Database firewall onefirewall, how to prevent the hacker physical deletion? Prevent Ctrip from happening again

Source: Internet
Author: User

Database firewall onefirewall, how to prevent the hacker physical deletion? Prevent Ctrip from happening again


First explain the database firewall principle (white list mechanism): Similar to 360 mobile phone defender, pre-defined address book, others call you, only in the Address Book phone can answer, no direct rejection in the Address book.


The database is usually the focus of sensitive information, but also one of the biggest targets of hacker attacks, after the breach of the database, you can use the fastest way to obtain a large number of useful data, such an example of the frequency of occurrence. You can take advantage of the white-list mechanism of the middleware-oneproxy, at which point Oneproxy only handles the SQL statements that meet the whitelist requirements, and all other illegal SQL (such as drop, delete, etc.) will be rejected by Oneproxy and cannot be executed.


Collection method:
It is easy to collect the white list of SQL in the environment or online environment, allow the application to access the database through Oneproxy, perform detailed functional tests, or run online for a period of time, Oneproxy collects all the SQL statements that have been run, handles them accordingly, and replaces the strings and numbers with " ?” No. You can then export these SQL statements with the Save SQL command to get a list of legitimate SQL statements.


Test:

If it can be found that the legitimate query can be executed, and illegal drop, delete is Oneproxy forbidden.

650) this.width=650; "src=" Http://s3.51cto.com/wyfs02/M02/6E/DD/wKiom1WKIQLCmc_fAAWRkyNi9DU635.jpg "title=" Firewall.jpg "alt=" Wkiom1wkiqlcmc_faawrkyni9du635.jpg "/>



This article is from the "Spring Yang Technical column" blog, please be sure to keep this source http://hcymysql.blog.51cto.com/5223301/1664972

Database firewall onefirewall, how to prevent the hacker physical deletion?
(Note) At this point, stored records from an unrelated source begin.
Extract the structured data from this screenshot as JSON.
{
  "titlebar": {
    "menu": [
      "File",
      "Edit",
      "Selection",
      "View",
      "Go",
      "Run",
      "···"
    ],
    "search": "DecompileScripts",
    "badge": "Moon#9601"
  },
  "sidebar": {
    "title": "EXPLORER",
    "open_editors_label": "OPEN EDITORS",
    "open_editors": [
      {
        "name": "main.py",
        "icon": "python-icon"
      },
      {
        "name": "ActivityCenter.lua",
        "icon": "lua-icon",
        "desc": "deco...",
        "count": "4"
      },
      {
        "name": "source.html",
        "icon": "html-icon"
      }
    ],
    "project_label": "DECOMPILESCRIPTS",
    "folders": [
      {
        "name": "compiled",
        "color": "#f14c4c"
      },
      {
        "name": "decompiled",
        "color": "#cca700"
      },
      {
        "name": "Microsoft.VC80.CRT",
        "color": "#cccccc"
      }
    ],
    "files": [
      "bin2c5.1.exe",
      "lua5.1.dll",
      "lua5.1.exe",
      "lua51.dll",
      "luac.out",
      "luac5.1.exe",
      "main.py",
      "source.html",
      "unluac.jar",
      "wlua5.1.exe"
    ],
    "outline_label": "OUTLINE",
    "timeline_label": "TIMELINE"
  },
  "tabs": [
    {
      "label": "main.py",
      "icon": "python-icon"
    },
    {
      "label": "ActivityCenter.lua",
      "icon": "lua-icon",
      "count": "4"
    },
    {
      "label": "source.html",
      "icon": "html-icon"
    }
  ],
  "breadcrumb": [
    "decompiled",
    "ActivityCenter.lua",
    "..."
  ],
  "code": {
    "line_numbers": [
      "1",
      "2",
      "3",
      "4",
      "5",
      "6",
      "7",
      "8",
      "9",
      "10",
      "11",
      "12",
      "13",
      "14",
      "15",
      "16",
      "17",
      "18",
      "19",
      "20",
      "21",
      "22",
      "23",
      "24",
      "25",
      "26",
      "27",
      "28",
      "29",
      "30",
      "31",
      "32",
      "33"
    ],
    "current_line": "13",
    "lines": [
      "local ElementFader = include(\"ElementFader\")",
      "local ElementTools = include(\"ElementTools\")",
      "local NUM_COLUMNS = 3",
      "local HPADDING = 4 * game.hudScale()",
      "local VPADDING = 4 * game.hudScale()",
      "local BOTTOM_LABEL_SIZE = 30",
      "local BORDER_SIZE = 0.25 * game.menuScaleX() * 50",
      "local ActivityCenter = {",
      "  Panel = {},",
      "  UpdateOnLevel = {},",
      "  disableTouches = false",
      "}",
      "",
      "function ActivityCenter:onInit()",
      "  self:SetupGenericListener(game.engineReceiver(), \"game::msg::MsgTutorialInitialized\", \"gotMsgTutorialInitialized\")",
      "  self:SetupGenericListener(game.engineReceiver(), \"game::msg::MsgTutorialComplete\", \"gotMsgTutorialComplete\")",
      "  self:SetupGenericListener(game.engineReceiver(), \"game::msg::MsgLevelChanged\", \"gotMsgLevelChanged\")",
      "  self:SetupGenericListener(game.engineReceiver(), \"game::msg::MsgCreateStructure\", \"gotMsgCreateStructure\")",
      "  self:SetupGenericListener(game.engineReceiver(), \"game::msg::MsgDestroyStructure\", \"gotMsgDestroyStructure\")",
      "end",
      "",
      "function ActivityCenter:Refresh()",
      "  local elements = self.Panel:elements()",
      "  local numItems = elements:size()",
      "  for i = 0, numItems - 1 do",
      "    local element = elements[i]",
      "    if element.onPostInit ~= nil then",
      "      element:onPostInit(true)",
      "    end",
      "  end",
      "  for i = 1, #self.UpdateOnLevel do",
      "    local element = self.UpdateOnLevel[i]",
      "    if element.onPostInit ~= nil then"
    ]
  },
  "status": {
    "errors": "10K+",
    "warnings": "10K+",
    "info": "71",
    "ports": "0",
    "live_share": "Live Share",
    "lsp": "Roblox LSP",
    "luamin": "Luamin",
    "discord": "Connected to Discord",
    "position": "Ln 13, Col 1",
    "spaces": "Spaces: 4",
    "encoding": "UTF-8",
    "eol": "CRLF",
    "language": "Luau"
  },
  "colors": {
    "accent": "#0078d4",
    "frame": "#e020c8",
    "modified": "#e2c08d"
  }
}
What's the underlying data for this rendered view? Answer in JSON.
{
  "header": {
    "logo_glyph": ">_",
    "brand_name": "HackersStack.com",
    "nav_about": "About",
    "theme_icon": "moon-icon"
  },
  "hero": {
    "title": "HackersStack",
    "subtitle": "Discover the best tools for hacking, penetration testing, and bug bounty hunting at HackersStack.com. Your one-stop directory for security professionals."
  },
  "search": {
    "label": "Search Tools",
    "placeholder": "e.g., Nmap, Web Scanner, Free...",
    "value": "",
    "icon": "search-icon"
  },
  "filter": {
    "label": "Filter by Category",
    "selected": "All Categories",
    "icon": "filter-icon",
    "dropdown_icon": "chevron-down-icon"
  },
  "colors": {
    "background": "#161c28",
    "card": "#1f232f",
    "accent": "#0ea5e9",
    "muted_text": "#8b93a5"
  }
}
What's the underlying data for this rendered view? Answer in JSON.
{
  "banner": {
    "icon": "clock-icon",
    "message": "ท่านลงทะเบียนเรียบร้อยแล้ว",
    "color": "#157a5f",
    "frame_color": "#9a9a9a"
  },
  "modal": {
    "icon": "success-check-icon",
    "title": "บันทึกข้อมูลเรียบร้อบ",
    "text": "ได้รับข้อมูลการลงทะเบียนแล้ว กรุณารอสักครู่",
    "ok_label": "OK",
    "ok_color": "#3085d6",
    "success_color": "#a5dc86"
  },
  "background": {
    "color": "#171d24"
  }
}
Prevent Ctrip from happening again

Contact Us

The content source of this page is from Internet, which doesn't represent Alibaba Cloud's opinion; products and services mentioned on that page don't have any relationship with Alibaba Cloud. If the content of the page makes you feel confusing, please write us an email, we will handle the problem within 5 days after receiving your email.

If you find any instances of plagiarism from the community, please send an email to: info-contact@alibabacloud.com and provide relevant evidence. A staff member will contact you within 5 working days.

A Free Trial That Lets You Build Big!

Start building with 50+ products and up to 12 months usage for Elastic Compute Service

  • Sales Support

    1 on 1 presale consultation

  • After-Sales Support

    24/7 Technical Support 6 Free Tickets per Quarter Faster Response

  • Alibaba Cloud offers highly flexible support services tailored to meet your exact needs.